Der zweite Tag beginnt mit einem frühen Frühstück, anschließend geht es erneut mit den Boot auf eine weitere Insel, der ehemaligen Gefängnisinsel Taquile, die im Volksmund auch gerne als die „Insel der strickenden Männer“ bezeichnet wird. Um das Klischee zu erfüllen, werden wir am Hafen von drei Männern empfangen, die alle in ihre Nadeln vertieft sind. Das Erkennungsmerkmal sind lang gezogene Mützen, die sowohl in Farbe als auch Form über den gesellschaftlichen und familiären Status der Trägers Auskunft geben. Die bunteste (und gleichzeitig lustigste) Mütze trägt der Bürgermeister der Insel, eine zur Seite geneigte Spitze weist auf das Single-Sein hin, eine aufrechte Spitze tragen nur die verheirateten Männer. Einer der Mitreisenden, ein peruanischer Schamane, der schon lange in Deutschland wohnt, kann mir ein Gespräch mit einem Einheimischen dolmetschen, als ich ihn fragen möchte, wie es mit der medizinischen Versorgung aussieht. Der arme Mann hat erst vor drei Jahren sein Kind verloren, da sie viel zu spät zum Festland aufgebrochen sind, um den Jungen in vernünftige medizinische Betreuung zu bringen. Der auf der Insel sesshafte Arzt hatte die Blinddarmentzündung nicht als solche erkannt und irgendwelche albernen Blütentinkturen verschrieben. So schön das Leben auf diesen Inseln auch auszusehen scheint: man ist zu einem großen Teil von der Zivilisation abgeschnitten und auch hier ziehen die jungen Leute fast ausnahmslos weg. Zum Studieren, zum Arbeiten oder einfach nur, um nicht immer drei Stunden mit einem Boot zu fahren, um in die nächstgrößere Stadt zu kommen. 
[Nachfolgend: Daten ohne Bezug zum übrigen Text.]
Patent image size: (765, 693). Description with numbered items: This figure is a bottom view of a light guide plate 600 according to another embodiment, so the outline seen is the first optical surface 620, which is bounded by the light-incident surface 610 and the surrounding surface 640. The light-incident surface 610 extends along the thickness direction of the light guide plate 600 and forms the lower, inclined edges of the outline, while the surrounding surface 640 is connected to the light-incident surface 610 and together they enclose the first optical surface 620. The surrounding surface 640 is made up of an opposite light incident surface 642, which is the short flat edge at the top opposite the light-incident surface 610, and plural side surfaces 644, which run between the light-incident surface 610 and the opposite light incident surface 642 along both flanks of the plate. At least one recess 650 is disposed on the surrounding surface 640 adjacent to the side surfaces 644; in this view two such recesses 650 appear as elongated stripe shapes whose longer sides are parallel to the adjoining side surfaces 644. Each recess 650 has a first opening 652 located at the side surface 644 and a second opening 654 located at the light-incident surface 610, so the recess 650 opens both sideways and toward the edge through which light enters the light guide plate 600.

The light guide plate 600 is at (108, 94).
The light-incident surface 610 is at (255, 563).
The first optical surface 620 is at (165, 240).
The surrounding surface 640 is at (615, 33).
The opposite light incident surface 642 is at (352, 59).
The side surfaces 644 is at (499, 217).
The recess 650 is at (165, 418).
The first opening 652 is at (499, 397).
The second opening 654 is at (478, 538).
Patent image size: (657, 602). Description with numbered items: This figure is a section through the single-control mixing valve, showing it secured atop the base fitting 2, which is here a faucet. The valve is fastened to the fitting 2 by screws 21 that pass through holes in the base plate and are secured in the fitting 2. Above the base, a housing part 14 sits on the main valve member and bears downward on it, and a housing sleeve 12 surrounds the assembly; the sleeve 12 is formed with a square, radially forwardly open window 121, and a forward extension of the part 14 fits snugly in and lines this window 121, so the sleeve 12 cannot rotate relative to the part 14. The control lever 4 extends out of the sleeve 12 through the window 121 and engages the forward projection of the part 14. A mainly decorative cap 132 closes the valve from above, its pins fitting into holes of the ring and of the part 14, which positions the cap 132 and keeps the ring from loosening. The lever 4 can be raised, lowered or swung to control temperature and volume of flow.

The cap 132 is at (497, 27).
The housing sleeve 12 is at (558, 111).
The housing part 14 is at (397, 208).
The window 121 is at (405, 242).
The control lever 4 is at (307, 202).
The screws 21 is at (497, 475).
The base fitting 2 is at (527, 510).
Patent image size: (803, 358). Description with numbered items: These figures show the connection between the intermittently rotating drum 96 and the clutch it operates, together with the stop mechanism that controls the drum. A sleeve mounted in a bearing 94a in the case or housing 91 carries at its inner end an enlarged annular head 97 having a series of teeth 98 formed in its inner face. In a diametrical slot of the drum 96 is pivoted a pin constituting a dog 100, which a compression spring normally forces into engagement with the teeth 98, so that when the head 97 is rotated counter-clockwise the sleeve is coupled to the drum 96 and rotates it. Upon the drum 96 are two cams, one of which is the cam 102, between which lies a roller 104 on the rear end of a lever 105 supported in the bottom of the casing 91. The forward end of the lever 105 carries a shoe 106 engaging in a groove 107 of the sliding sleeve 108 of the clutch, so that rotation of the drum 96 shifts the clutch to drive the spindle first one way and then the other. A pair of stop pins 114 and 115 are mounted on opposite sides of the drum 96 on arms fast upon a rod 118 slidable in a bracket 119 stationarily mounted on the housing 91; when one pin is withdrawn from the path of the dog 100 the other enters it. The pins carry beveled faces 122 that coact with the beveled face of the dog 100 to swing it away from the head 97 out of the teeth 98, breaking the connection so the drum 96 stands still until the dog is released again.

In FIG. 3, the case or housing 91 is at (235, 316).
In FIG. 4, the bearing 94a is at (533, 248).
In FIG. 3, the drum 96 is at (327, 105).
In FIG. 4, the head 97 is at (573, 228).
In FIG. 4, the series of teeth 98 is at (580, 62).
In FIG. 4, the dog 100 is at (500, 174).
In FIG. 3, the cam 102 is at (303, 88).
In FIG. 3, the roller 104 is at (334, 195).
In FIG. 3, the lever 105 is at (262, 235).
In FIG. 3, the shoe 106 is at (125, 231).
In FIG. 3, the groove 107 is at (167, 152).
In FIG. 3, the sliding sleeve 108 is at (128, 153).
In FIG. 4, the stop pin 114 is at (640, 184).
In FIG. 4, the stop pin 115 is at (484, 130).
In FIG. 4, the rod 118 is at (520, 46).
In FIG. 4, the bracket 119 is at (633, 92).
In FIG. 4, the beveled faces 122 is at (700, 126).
Zurück in Puno fällt mir erneut auf, wie unangenehm ich diese Stadt finde. Auch wenn der Karneval inzwischen vorbei und wieder einigermaßen Ruhe eingekehrt ist, kann man nicht darüber hinwegsehen, dass die Stadt wirklich keine Augenweide ist. Der peruanische Baustil, der häufig darauf verzichtet, die Gebäude überhaupt zu verputzen, wird nur durch wenige repräsentative Bauten wie Kirchen oder Rathäuser unterbrochen. Auf den großen Plätzen sind immer noch Horden von Kindern und Jugendlichen zu finden, die sich wüste Schaumstoffspray-Schlachten liefern. Eine Western-Union Filiale finde ich immer noch nicht und gebe die Suche schließlich für Puno auf. In Cusco wird sicherlich alles viel einfacher. Die ehemalige Hauptstadt des Inka-Reiches ist inzwischen das kulturelle und touristische Zentrum Perus geworden. Western Union Fillialen sollten sie wohl haben.